The other series than portraits add a lot to that feeling of instability. A set mainly of landscapes is called Boring Photos. They’re not boring at all, of course. They are an early but scrupulously well-crafted black-and-white precursor of that study of non-spaces which has become so much more common in colour. They owe something to American photography, but are not slavish copies at all. They have glorious titles: Lift Doors Waitrose 1975 or Factory Forecourt 1974. They’re clear antecedents to Martin Parr’s famous book of Boring Postcards, and they had just as much knowingness about them, even when they were made.

Other series look at the components of those landscapes in detail: Houses are just that, tidy houses which look superficially so much more liveable than the tenements of a previous generation’s photography but which have somehow lost all their people. A set of Substations invite the eye to linger on an architectural type which although never secret had never really been seen.

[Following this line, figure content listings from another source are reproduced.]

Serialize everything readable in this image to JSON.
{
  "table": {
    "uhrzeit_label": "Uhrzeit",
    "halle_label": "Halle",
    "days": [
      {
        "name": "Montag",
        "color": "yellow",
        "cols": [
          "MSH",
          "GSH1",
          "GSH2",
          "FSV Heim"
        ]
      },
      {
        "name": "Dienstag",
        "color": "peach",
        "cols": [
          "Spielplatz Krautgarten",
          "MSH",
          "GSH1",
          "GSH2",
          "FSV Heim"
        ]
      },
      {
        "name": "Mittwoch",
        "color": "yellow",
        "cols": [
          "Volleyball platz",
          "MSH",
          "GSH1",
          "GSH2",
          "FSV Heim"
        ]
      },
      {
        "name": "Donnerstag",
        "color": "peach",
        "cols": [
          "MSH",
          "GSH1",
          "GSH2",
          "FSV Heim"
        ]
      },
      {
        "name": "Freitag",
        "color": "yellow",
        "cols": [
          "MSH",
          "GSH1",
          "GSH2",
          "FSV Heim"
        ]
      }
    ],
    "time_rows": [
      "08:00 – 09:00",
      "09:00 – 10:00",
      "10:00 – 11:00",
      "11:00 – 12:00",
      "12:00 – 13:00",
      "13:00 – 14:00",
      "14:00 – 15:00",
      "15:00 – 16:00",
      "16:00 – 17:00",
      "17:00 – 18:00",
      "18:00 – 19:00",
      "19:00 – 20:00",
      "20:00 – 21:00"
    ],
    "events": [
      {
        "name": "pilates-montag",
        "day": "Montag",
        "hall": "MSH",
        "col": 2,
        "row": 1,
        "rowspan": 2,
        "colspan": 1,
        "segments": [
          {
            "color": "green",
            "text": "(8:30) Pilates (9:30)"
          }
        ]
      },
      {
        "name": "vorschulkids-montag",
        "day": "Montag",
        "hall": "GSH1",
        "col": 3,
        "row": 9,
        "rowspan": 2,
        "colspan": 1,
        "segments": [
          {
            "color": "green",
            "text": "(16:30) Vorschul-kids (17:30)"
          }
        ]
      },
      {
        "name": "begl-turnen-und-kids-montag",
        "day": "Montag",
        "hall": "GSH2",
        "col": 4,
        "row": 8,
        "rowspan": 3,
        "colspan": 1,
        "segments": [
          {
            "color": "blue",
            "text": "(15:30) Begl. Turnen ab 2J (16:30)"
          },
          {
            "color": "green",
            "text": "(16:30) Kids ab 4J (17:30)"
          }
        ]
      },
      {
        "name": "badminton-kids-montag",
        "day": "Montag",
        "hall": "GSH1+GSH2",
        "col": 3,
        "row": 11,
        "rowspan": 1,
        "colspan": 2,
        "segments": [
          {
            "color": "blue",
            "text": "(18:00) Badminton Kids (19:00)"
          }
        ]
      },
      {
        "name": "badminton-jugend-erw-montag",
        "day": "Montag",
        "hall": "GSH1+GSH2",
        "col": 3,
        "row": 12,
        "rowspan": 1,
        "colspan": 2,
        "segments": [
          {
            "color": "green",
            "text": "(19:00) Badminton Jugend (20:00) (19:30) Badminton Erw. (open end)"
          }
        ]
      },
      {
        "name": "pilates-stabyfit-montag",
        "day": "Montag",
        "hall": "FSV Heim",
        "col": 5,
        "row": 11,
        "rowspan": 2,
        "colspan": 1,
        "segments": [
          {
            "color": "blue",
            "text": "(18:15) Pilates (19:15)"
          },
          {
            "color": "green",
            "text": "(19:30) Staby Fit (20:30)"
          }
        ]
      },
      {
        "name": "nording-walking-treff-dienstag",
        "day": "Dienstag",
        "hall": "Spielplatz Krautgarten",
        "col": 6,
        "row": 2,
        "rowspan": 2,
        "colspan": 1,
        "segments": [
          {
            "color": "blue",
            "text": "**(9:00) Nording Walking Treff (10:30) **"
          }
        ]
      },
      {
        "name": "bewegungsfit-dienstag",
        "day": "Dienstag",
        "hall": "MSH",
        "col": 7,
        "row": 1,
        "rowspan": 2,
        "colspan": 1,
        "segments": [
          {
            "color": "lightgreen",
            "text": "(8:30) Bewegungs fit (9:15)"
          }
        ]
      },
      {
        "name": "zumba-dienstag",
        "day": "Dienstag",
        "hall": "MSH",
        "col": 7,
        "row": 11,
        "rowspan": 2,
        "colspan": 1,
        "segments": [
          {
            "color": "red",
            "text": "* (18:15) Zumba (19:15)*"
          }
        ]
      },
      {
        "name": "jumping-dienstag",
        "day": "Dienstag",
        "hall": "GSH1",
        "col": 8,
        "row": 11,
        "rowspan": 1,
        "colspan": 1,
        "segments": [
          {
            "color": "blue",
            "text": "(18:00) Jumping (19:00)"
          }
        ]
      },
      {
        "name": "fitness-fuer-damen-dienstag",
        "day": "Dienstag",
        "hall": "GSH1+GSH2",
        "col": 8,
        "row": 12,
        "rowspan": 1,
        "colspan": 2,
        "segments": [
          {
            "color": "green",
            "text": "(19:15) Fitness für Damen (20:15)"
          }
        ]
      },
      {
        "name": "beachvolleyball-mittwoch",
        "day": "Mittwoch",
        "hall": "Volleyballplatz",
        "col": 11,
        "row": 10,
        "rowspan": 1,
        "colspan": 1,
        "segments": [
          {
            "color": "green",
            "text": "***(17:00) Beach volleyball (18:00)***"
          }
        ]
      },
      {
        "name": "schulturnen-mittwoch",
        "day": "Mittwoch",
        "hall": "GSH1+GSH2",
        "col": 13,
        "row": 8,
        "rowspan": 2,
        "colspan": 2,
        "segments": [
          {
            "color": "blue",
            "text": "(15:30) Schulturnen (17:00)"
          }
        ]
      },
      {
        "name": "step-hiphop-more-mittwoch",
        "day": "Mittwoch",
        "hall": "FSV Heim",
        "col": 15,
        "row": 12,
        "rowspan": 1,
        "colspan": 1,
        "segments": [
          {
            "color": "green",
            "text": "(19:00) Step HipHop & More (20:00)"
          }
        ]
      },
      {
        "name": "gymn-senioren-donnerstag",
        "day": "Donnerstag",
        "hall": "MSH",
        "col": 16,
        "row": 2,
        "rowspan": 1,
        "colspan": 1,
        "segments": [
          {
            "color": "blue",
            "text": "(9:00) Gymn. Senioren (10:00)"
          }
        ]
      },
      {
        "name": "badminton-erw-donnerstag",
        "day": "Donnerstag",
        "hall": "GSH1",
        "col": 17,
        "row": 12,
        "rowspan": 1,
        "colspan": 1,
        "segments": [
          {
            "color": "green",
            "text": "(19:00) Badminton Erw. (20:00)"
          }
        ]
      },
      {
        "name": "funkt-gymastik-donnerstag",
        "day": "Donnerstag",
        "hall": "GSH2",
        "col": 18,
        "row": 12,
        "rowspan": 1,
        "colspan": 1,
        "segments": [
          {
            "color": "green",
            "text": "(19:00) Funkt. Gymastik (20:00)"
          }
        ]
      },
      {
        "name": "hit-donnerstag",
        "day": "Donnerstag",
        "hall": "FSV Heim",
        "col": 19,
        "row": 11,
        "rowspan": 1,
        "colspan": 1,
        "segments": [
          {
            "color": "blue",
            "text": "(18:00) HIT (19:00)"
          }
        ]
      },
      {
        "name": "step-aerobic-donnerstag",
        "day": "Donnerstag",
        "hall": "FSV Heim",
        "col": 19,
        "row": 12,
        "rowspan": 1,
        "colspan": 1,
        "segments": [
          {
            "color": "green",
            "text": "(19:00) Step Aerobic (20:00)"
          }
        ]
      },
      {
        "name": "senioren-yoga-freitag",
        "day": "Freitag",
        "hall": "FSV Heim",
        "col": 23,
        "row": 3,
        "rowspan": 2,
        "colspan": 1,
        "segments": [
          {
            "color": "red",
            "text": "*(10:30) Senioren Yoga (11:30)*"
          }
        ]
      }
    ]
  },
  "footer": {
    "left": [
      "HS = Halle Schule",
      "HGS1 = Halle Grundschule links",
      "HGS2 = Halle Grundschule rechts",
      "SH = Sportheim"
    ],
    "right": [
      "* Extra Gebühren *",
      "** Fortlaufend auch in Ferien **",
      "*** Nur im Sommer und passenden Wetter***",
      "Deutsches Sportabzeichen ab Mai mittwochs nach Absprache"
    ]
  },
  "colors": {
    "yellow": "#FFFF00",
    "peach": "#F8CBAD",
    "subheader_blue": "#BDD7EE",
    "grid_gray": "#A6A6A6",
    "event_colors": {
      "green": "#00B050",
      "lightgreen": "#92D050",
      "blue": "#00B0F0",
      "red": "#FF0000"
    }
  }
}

A few pictures of the inside of a furniture store in New Street, Birmingham, in 1974, make a stage-set of aspiration. British people will expect a high-period Tony Blackburn to appear in these, simpering and drooling over the classlessness of it all, although Myers put nobody in them at all.

Finally, the exhibition includes a very fine group of Myers’ studies of televisions in the corner of living rooms. Unlike Lee Friedlander’s more famous TVs, these are seen switched off, and often reflect the photographer at work. They don’t fit properly in the rooms they occupy. People put plants on them, or try to treat them as just another ‘surface’, or give them fancy space age stands. In modern jargon, these add up to a typology, although you could just as well call them a collection of shots of TVs. They’re prescient of the uncomfortable way that screens have taken over our lives. They’re witty, scrupulous, well seen and well made. Myers is quite plainly a first-rate photographer. It’s nice to have him back.